“Development is being disrupted,” says Raj Kumar, President of DevEx, a site devoted to helping the international development community deliver foreign aid more efficiently and effectively. Beyond the buzz generated by the “social entrepreneurship” and “impact investing” communities, I’ve seen a significant shift coming from traditional aid agencies in the past two years.
In 2010, USAID, the agency responsible for administering US foreign aid, launched the first-of-its-kind Development Innovation Ventures quarterly grant program. Its funding model is inspired by traditional venture capital and the focus is on scalable and entrepreneurial solutions to poverty alleviation. Similarly, in 2012 the World Bank hired a former Silicon Valley Google.org director to lead their new “Innovation Labs.” UNICEF and the Inter-American Development Bank have also launched their own “Innovation Labs” with similar goals of promoting open-dialogue, new methods, and cross-pollination of models that enable innovative activity.
So with all this talk about “innovation,” where are the designers, the technologists, and the entrepreneurs? The folks behind these initiatives are still folks with international and economic development backgrounds, economics and finance. If they’re serious about innovative approaches, it’s time creative problem solvers are added to the equation. Specifically, here are five strengths designers have that the development industry direly needs:
- We are systems thinkers.
The problems that plague our world are complex, interwoven, and multifaceted. As designers, we solve problems through a combination of analytic and creative thinking. Many of the best designers I know are themselves multi-faceted and multi-disciplinary. In addition to a design degree, they’re also engineers or MBAs or economists. It takes both sides of the brain to generate solutions to social challenges. - Fresh eyes.
Einstein’s “We can’t solve the world’s problems by using the same type of thinking we used when we created them,” couldn’t ring more true. Many of the social issues we’re fighting today have existed for decades and consistently been addressing using old mechanisms—policy, aid, and philanthropy. We are long overdue for fresh thinking to old problems. - We have a prototyping culture. We make a lot of mistakes in development—mistakes that sometimes negatively impact people with everything to lose; mistakes that could potentially be avoided if the development sector fostered a culture of iteration and refining ideas before rushing to scale. Instead, I see a lot of money going towards untested ideas or worse yet, “solutions in search of a problem.”
- We focus on people.
Many decisions made today that affect the poor are made by people completely removed from their issues. A designer’s viewpoint, driven by an understanding of the needs of people or end-users, is completely unique and lacking within the development sector. The key to better policy, better products, and better public services is rooted in understanding of the key players and what motivates them. - We create capacity.We build things. We build products, services, websites—and by doing so we are intrinsically building the capacity of those who make, distribute, sell, or use what we create. On a fundamental level, giving people access to tools that enhance their capacity is what drives economic development. We play a central role in creating those tools that are useful, relevant, and meaningful.

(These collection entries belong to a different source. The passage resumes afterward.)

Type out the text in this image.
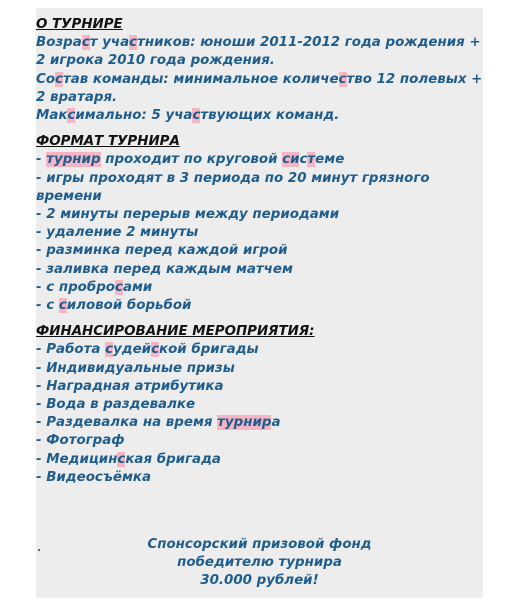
О ТУРНИРЕ
Возраст участников: юноши 2011-2012 года рождения + 2 игрока 2010 года рождения.
Состав команды: минимальное количество 12 полевых + 2 вратаря.
Максимально: 5 участвующих команд.
ФОРМАТ ТУРНИРА
- турнир проходит по круговой системе
- игры проходят в 3 периода по 20 минут грязного времени
- 2 минуты перерыв между периодами
- удаление 2 минуты
- разминка перед каждой игрой
- заливка перед каждым матчем
- с пробросами
- с силовой борьбой
ФИНАНСИРОВАНИЕ МЕРОПРИЯТИЯ:
- Работа судейской бригады
- Индивидуальные призы
- Наградная атрибутика
- Вода в раздевалке
- Раздевалка на время турнира
- Фотограф
- Медицинская бригада
- Видеосъёмка
Спонсорский призовой фонд
победителю турнира
30.000 рублей!
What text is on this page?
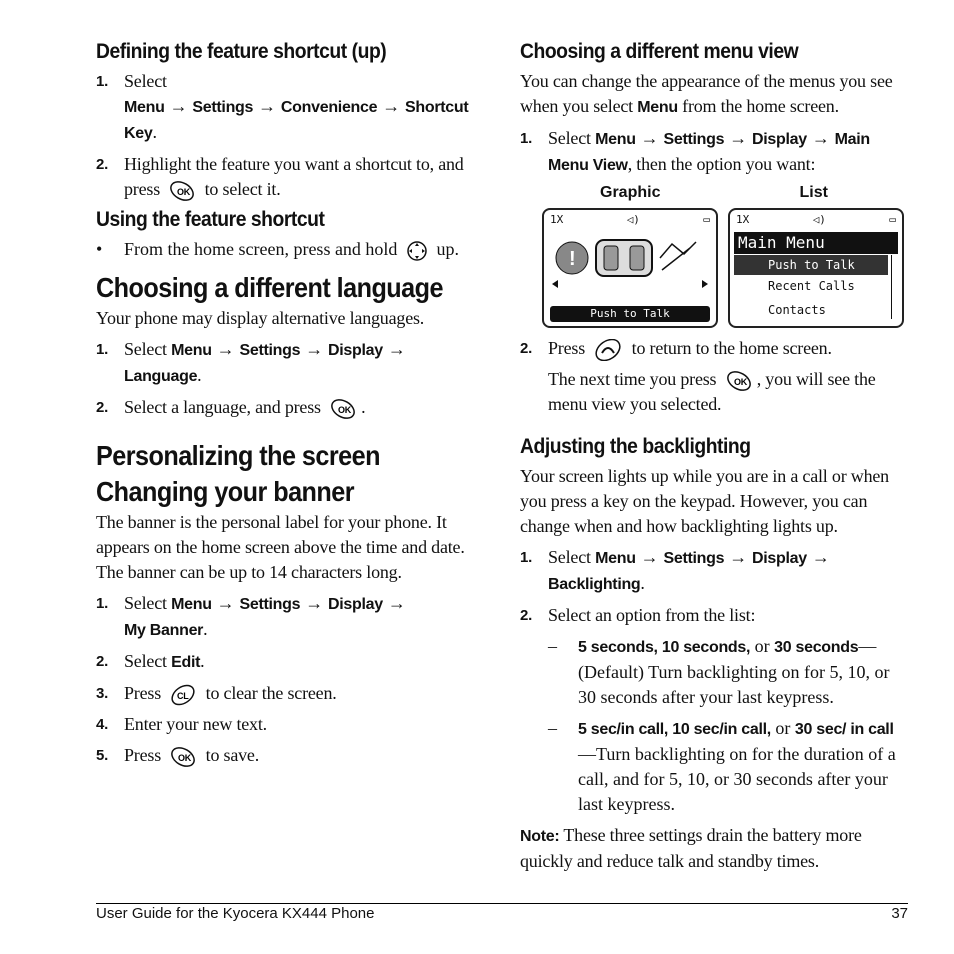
Defining the feature shortcut (up)
1. Select Menu → Settings → Convenience → Shortcut Key.
2. Highlight the feature you want a shortcut to, and press OK to select it.
Using the feature shortcut
•	From the home screen, press and hold up.
Choosing a different language
Your phone may display alternative languages.
1. Select Menu → Settings → Display →
Language.
2. Select a language, and press OK .
Personalizing the screen
Changing your banner
The banner is the personal label for your phone. It appears on the home screen above the time and date. The banner can be up to 14 characters long.
1. Select Menu → Settings → Display →
My Banner.
2. Select Edit.
3. Press CL to clear the screen.
4. Enter your new text.
5. Press OK to save.
Choosing a different menu view
You can change the appearance of the menus you see when you select Menu from the home screen.
1. Select Menu → Settings → Display → Main Menu View, then the option you want:
Graphic	List
1X	◁)	▭
!
Push to Talk
1X	◁)	▭
Main Menu
Push to Talk
Recent Calls
Contacts
2. Press	to return to the home screen.
The next time you press OK , you will see the menu view you selected.
Adjusting the backlighting
Your screen lights up while you are in a call or when you press a key on the keypad. However, you can change when and how backlighting lights up.
1. Select Menu → Settings → Display →
Backlighting.
2. Select an option from the list:
–	5 seconds, 10 seconds, or 30 seconds—(Default) Turn backlighting on for 5, 10, or 30 seconds after your last keypress.
–	5 sec/in call, 10 sec/in call, or 30 sec/ in call—Turn backlighting on for the duration of a call, and for 5, 10, or 30 seconds after your last keypress.
Note: These three settings drain the battery more quickly and reduce talk and standby times.
User Guide for the Kyocera KX444 Phone	37
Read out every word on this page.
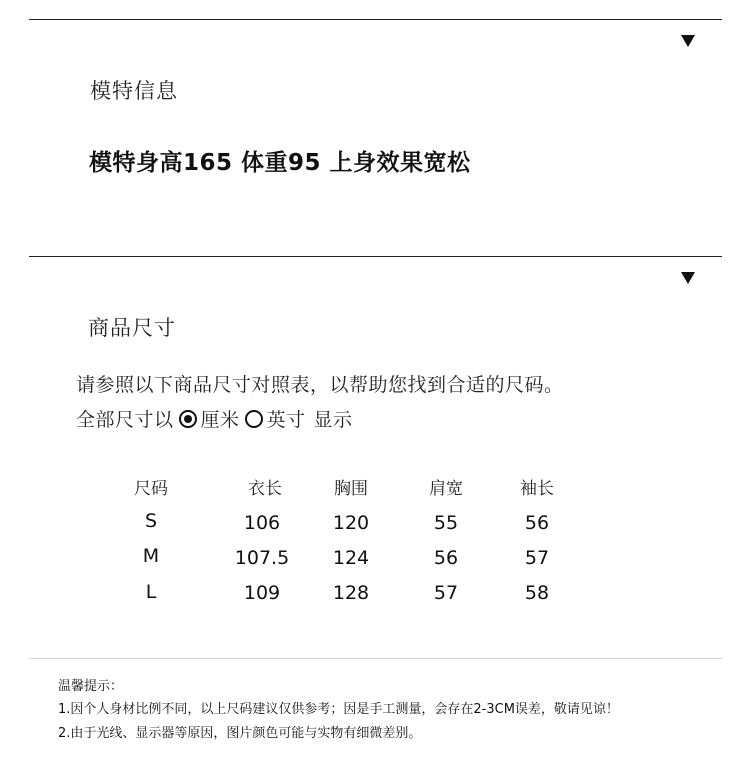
模特信息
模特身高165 体重95 上身效果宽松
商品尺寸
请参照以下商品尺寸对照表，以帮助您找到合适的尺码。
全部尺寸以 厘米 英寸 显示
尺码	衣长	胸围	肩宽	袖长
S	106	120	55	56
M	107.5	124	56	57
L	109	128	57	58
温馨提示：
1.因个人身材比例不同，以上尺码建议仅供参考；因是手工测量，会存在2-3CM误差，敬请见谅！
2.由于光线、显示器等原因，图片颜色可能与实物有细微差别。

$22.8 billion of our projected fiscal budget is earmarked for poverty-reduction activity in 2013. Traditionally, international development agencies use the amount of the money put towards poverty alleviation as a metric for efficacy.
I’m hoping the next few years shift that metric towards understanding underlying problems and funding new solutions that address those problems. In order to do that, we need a new breed of development thinkers. The next generation of designers is inspired by careers that provide meaning and impact. Now is the perfect time for the development sector to start connecting the dots.